= Arnold W. G. Kean =

English lawyer

Arnold Wilfred Geoffrey Kean (29 September 1914 – 18 January 2000) is an English lawyer most noted for his contribution to the development of civil aviation law.

==Biography==
===Early life===
He was born in Salford, in Lancashire, England, on September 29, 1914. Educated at Blackpool Grammar School, Kean read law at Queens' College, Cambridge where he was President of the Union and took a double first. He then won a Commonwealth Fund Fellowship and continued his studies at Harvard Law School. He returned to England in 1938 and was called to the Bar with a certificate of honor in 1939.

===War Years===
Rejected for active service, he spent the war years as a lawyer for the British Purchasing Commission in New York and Washington, obtaining American supplies for the war effort.

===The Treasury===
Shortly after the War ended he returned to London and entered the Treasury Solicitor's Department, working first for the Ministry of Transport and eventually retiring as Legal Adviser and Secretary to the Civil Aviation Authority. He died in Harrow, England, on January 18, 2000.

==Career==
His principal work, to which he devoted 40 years of his professional life, was the orderly development of civil aviation law. He played a significant role in the preparation of international conventions to combat hijacking and the criminal use of plastic explosives and was instrumental in the drafting of countless agreements to prevent offensive acts affecting aviation and to regulate the leasing and chartering of planes. He lectured in international law at University College London, (of which he was an Honorary Fellow) and abroad, educating an entire generation of specialists, and also to civil servants on the functions of the legal branch of the civil service at the Civil Service College, Sunningdale.

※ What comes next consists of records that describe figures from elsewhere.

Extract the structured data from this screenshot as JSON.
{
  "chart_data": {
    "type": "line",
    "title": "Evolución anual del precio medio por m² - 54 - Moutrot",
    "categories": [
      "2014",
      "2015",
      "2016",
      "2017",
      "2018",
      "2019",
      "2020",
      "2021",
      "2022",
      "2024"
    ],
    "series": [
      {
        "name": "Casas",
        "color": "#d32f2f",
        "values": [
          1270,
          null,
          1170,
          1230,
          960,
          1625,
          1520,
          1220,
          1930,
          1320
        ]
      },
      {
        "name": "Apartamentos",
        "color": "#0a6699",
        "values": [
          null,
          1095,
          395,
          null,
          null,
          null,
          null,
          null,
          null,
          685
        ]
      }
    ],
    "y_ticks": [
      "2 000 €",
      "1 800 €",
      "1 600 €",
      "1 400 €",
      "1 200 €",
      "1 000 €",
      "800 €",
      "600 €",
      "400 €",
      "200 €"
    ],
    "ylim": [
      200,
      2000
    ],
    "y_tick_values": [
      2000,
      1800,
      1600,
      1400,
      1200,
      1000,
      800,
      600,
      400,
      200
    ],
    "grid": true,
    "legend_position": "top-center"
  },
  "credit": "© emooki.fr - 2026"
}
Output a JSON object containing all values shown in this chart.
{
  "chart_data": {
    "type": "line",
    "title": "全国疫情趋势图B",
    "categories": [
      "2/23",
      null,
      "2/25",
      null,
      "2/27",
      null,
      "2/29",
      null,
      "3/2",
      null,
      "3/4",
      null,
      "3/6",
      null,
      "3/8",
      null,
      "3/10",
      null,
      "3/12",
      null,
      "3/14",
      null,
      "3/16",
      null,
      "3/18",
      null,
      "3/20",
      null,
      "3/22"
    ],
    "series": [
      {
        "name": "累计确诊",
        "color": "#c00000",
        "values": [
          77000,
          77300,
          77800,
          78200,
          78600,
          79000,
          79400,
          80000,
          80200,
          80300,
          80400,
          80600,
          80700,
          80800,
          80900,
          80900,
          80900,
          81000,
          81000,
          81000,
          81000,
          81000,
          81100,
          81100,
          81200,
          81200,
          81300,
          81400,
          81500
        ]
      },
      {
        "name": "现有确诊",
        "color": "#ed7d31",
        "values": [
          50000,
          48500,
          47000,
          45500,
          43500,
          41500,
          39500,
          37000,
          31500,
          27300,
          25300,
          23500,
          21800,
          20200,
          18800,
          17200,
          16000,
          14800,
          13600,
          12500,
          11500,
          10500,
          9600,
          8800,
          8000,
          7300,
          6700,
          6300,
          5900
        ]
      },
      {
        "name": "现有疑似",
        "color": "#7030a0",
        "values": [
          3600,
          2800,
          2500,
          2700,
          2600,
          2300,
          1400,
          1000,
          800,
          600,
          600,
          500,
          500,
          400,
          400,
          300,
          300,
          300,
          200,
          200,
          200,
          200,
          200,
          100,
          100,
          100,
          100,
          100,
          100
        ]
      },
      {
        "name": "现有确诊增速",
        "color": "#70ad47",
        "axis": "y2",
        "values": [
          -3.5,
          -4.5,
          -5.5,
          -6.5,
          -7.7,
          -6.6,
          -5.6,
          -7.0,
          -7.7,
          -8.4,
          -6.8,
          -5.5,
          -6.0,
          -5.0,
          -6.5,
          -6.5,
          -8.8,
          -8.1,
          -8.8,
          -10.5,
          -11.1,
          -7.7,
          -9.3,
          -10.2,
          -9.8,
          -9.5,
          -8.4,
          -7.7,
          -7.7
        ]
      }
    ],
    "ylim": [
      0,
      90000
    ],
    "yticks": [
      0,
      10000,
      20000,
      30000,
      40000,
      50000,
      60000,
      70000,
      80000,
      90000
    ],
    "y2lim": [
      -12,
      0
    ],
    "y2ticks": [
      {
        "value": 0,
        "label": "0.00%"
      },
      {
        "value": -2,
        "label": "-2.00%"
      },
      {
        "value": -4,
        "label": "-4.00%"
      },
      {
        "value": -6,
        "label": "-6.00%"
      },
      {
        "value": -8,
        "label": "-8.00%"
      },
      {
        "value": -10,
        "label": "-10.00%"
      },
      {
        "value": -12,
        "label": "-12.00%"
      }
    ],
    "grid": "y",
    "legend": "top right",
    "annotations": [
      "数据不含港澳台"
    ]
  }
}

After retirement, Kean served as a member and President of the United Nations Administrative Tribunal and assisted a number of developing states in drafting their air laws. A witty and entertaining lecturer with interests in classical music, stamps, and gardening, he held many appointments, awards and offices throughout his career. He was awarded the CBE in 1977, the Edward Warner Award, the highest honor in civil aviation, and the King Christian X Liberation Medal for wartime services to Denmark.